Guidance on depression treatment recommended several psychotherapy interventions for adults with depression, including CBT and other therapy approaches for depression.
It is worth reiterating that the first steps do not have to be big. They can be something like going on a short walk, sending a message, preparing a simple meal, showing up to an appointment, or working on a postponed task for a few minutes. The goal is to increase consistency and reduce how much depression impacts behavior.
Trauma-Informed Treatment When Avoidance Is Rooted in Past Experiences
In cases where the avoidance might be related to trauma, approaches to treatment require a more careful approach.
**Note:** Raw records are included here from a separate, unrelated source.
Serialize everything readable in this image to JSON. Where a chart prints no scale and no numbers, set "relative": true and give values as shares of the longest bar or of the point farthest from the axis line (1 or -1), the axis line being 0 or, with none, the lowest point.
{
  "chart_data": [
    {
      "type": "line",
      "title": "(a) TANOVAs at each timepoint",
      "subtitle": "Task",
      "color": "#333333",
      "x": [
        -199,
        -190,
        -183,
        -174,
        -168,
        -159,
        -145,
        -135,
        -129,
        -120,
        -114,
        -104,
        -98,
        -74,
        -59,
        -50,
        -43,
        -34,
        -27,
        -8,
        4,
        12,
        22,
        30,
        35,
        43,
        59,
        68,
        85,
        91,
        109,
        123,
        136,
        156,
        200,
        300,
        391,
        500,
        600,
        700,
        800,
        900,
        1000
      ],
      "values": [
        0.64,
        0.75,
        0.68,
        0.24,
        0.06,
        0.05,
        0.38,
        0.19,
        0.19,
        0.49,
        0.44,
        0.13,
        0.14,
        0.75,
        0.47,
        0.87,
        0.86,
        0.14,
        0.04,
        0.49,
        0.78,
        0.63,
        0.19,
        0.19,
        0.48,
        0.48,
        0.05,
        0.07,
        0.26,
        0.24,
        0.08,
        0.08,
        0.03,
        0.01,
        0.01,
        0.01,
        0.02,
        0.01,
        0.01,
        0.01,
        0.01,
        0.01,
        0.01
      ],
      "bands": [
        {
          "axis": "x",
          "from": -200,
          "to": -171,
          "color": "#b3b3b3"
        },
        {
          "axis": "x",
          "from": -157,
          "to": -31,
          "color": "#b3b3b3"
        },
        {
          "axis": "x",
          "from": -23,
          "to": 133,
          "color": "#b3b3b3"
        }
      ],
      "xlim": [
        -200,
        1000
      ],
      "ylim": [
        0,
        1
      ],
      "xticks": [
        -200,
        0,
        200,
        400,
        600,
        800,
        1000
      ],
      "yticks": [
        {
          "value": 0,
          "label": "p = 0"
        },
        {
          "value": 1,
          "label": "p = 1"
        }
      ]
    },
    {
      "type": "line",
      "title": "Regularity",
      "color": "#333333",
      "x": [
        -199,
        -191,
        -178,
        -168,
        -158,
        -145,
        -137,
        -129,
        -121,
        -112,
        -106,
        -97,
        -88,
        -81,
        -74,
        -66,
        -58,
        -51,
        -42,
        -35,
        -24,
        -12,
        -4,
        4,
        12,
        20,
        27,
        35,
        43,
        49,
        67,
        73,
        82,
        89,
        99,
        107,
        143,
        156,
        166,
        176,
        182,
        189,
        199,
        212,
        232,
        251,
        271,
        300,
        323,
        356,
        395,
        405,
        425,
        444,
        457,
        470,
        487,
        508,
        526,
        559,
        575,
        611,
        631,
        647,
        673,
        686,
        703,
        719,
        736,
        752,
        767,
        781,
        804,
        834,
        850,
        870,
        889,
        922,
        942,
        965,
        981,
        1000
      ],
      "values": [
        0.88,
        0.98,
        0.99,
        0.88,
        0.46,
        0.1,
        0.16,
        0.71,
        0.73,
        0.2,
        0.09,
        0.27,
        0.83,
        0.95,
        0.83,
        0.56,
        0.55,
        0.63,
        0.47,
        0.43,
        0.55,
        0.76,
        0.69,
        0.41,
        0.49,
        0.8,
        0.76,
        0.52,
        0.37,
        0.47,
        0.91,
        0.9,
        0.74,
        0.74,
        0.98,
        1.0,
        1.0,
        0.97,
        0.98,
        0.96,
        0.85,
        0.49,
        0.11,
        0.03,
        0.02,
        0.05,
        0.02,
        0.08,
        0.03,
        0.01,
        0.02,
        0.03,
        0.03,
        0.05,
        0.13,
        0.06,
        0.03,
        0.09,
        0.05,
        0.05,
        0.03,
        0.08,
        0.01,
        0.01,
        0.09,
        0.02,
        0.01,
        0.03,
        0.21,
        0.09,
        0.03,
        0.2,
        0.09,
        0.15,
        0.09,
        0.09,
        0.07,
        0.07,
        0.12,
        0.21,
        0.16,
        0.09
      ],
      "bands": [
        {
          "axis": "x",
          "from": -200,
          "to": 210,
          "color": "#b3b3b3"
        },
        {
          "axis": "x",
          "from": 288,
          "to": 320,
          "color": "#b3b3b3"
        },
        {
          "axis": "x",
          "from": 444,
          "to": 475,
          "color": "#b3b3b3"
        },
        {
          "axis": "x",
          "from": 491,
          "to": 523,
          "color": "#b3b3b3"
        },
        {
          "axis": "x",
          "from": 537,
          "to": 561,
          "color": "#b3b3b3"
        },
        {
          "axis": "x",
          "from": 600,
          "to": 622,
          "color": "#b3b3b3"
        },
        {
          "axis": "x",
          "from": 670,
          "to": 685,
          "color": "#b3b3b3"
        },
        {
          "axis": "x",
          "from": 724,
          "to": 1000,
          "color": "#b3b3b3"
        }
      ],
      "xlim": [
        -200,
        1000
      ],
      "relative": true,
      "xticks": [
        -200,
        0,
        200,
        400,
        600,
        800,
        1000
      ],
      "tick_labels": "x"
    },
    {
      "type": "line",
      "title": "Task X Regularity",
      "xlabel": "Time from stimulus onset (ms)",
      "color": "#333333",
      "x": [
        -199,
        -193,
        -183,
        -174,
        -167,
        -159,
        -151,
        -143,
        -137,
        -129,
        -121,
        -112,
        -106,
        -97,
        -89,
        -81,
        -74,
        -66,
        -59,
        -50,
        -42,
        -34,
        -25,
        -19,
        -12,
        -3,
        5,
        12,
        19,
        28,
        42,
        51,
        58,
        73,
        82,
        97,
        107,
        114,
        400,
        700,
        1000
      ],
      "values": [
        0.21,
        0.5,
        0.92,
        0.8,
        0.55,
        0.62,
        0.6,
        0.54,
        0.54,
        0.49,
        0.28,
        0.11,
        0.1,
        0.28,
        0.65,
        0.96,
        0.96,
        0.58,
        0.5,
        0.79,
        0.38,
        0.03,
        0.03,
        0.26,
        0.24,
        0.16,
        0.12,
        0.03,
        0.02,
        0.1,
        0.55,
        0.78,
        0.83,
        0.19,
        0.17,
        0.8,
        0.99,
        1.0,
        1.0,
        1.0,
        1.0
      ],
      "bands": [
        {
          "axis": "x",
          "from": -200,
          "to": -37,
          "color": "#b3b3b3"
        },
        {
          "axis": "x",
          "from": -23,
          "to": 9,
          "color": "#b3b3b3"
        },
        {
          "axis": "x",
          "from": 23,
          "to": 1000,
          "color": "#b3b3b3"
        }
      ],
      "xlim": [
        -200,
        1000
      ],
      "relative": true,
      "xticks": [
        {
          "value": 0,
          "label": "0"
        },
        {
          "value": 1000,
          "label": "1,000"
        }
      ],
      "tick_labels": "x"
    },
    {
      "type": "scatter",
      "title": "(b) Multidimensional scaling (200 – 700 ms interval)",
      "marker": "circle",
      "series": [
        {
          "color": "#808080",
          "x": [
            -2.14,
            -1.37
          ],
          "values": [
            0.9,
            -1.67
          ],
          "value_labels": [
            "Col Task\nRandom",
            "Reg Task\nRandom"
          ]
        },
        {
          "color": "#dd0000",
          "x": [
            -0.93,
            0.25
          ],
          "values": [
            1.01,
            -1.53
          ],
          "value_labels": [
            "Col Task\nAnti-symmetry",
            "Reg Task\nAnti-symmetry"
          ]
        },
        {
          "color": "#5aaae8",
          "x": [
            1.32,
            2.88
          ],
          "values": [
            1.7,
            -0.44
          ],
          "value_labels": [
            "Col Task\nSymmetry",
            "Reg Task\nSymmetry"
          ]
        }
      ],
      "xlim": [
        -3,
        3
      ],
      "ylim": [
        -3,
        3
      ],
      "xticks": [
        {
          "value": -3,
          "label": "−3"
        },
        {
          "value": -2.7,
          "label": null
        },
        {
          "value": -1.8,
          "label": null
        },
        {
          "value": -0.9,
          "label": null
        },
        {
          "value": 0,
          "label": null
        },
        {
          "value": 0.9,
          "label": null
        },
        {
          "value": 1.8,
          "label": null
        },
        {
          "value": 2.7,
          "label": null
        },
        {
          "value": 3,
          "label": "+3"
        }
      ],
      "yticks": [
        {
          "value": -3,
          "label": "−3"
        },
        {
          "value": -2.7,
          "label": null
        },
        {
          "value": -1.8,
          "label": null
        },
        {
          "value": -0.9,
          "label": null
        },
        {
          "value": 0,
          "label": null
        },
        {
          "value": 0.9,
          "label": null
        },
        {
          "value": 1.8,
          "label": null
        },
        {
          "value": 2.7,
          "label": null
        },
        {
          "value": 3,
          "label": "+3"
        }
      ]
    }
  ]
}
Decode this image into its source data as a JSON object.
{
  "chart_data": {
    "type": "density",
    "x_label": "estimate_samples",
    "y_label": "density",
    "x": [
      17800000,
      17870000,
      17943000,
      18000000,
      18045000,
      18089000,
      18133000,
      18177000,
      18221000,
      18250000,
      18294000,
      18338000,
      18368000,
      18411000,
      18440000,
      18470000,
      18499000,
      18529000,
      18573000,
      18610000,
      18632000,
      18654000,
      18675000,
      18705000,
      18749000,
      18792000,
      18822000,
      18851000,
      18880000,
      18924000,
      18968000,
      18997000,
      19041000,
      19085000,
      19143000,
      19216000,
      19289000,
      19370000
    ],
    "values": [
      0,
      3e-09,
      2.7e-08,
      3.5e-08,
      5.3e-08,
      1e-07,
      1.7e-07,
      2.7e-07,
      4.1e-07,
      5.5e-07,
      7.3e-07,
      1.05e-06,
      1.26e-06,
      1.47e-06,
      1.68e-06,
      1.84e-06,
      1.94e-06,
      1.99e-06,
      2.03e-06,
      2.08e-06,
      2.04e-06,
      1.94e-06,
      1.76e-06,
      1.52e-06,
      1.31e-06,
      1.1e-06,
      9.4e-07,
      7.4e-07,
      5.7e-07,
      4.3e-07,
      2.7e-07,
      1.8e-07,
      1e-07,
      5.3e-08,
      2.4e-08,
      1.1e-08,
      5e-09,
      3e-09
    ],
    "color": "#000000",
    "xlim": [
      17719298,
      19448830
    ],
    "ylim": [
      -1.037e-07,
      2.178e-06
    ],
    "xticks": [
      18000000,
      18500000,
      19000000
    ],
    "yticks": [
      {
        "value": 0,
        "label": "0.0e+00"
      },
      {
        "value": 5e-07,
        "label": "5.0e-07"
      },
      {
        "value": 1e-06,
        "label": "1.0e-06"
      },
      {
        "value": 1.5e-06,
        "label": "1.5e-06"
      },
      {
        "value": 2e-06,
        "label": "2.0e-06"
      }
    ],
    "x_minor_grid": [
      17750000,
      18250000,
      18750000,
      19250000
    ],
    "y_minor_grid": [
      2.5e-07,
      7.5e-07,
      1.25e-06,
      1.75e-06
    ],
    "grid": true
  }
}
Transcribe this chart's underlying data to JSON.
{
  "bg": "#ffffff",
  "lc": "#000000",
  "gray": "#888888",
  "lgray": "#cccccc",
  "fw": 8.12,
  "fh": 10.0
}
Avoidance in response to trauma can involve avoiding memories, people, places, emotions, conversations, or sensations that remind the person of their traumatic experience. These patterns often serve a purpose and are worthy of compassion.
Trauma-informed care can help individuals develop a sense of safety, self-regulation, and trust before getting into more work with painful material. For certain people with PTSD, more trauma-specific therapies may be recommended, like prolonged exposure. Prolonged exposure is one example of individual therapy that involves the person approaching trauma-related memories, feelings, and situations in a more gradual manner than they have been avoiding following the trauma.
This process needs to be handled by trained professionals. The aim of this work is not to erase what happened or pressure a person to deal with their trauma before they're ready. The goal is to lessen the effect that reminders of trauma have on a person's life and allow for a more empowered position of choice.
Support, Skills, and Accountability Matter
Avoidance can often be easier to overcome when people have support, structure, and coping skills. Treatment can include teaching emotional regulation skills, grounding skills, coping strategies, routine building, gradual exposure, relapse-prevention strategies, and help with reducing shame over setbacks.
For people whose avoidance is connected to anxiety, depression, trauma, or another mental health concern, structured care can provide a safer path forward. Banyan Treatment Centers offers mental health treatment designed around therapy programs and levels of care that can be tailored to a person’s needs. For someone whose world has become smaller due to fear, shame, panic, or an emotional shutdown, professional support can help them begin reconnecting with life, one step at a time.
Final Takeaway
Avoidance can feel like relief, especially when anxiety, depression, shame, panic, or trauma reminders make life feel difficult to face. But when avoidance becomes the default way to cope, it can shrink a person’s world and make distress harder to manage over time.
The goal is not to remove every uncomfortable feeling from life. The goal is to reduce the extent to which fear, shame, or emotional shutdown controls behavior. With structured, evidence-based mental health care, people can begin building tolerance, confidence, connection, and a steadier path back into daily life.